Спустя 25 лет я снова встретился с Аней Лялиной. — Теперь ей отказывали в ее правах, связанных со службой в действующей армии, и у нее не сохранилось других документов, подтверждающих ее службу, кроме ее «незаконной» дочери. Потребовались живые свидетели, и она приехала из Саратовской губернии только за тем, чтобы я сходил с ней в военкомат и подтвердил, что она была на фронте; на другой день, даже не взглянув на Москву, Аня уехала в свое Белозерье. Тогда, 13 мая 1945 г. в Загане, она в общем правильно предугадала свое будущее: в ее жизни не было второй любви и не было другой семьи, кроме ее единственной дочери. Она сохранила, однако, духовную силу и покорность «судьбе», но теперь она уже знала, что не каждая девушка бывает обязательно обманута мужчиной. Стукалова, о котором она ничего не слышала со дня демобилизации, когда она уехала из Вены, она спокойно и сухо просто назвала «нехорошим человеком».

  1. А. Пушкин, «Я помню чудное мгновенье», 1825 г.

  2. Наш повар Майсин, кривой мордвин, служивший еще в Павловском гвардейском полку, курносый великан, потерявший глаз в первую войну, человек добродушный и до крайности наивный, набрал кучу разных немецких листовок, да и отправил их к себе домой в Мордовию своим домашним. Мы узнали об этом, когда нас стали допрашивать о политических взглядах Майсина. У него настолько очевидно не было никаких политических взглядов, поступок его был настолько нелеп, что его оставили без последствий.

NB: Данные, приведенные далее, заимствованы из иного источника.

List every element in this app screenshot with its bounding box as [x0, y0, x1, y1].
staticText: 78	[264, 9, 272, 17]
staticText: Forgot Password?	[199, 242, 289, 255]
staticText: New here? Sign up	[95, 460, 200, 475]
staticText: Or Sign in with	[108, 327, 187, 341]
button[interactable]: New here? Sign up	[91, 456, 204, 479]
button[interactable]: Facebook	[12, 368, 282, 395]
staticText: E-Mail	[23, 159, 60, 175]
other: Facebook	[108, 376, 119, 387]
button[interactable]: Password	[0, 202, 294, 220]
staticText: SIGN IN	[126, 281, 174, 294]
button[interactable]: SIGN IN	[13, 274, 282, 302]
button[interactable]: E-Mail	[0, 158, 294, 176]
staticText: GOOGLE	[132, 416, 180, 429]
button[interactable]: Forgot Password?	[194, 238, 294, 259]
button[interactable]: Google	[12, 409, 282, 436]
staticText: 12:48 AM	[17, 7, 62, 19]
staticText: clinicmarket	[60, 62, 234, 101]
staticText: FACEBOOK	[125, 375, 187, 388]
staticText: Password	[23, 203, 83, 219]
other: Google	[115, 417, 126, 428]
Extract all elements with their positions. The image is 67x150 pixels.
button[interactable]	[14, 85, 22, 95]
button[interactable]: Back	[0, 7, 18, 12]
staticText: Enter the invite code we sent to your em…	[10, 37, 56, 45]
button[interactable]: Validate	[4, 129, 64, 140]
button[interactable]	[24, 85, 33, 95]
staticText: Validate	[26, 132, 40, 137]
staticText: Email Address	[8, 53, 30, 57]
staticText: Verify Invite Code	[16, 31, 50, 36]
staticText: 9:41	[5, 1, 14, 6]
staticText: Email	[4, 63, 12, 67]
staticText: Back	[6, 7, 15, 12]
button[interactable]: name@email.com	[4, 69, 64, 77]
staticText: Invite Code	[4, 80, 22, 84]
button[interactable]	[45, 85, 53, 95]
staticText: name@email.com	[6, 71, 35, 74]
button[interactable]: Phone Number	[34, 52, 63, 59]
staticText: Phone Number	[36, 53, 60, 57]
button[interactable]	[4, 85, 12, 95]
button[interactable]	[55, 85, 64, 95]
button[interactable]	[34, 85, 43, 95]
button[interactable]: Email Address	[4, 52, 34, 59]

  3. Мне кажется, что комиссар смешивал понятия «литературовед» и «литератор», полагая, что я не только изучаю литературу, но и могу сам ее создавать, т. е. писать. Ему казалось, что мне нетрудно будет написать историю нашей роты, как пишут другие авторы исторические очерки, повести и романы. Впрочем, так же на меня смотрел и помощник начсанарма полковник Краснов, который также просил меня время от времени написать то «историю» штурма Лудиной горы, в период взятия которой я как раз застрял с Каноныхиным в Москве (январь 1942 г.), то «историю» санотдела 20-ой армии.

    Мне жаль, что я обманул надежды этих двух очень хороших в отношении ко мне, да, кажется, и во многих других отношениях хороших людей. — То, что́ я пишу здесь, никак не является исполнением их просьбы, но они хотели от меня невозможного.

  4. Слово «девка», имеющее в литературном языке (не без влияния ли французского?) отрицательный оценочный смысл, употреблялось мною, самими девками и всеми другими в роте без всякого оскорбительного оттенка, — как это и было исконно в русском языке. И в первое время, вернувшись из армии, я, говоря о наших девицах в роте, продолжал именовать их «девками», хотя многие мои собеседники приписывали мне намерение оскорбить их, какого у меня вовсе не было. Но среда берет свое — и теперь я уже не могу естественно употреблять это слово. (прим. ГАЛ)

  5. У нас в роте не было ни одного случая насилия, но слышать о такого рода происшествиях мне приходилось не раз; так, в 63 ОДЭБе (отдельном дорожно-эксплуатационном батальоне), где мне пришлось служить в 1945 г., изнасиловали регулировщицу Мироненко, заразив ее при этом гонореей; да и у нас  в части были любители рассказывать о таких случаях, рассказывать с подробностями, со смаком, в которых обнаруживались не только цинизм, но и жестокость в отношении жертв, причем жестокость, кажется, тоже входила в программу «любовного удовольствия».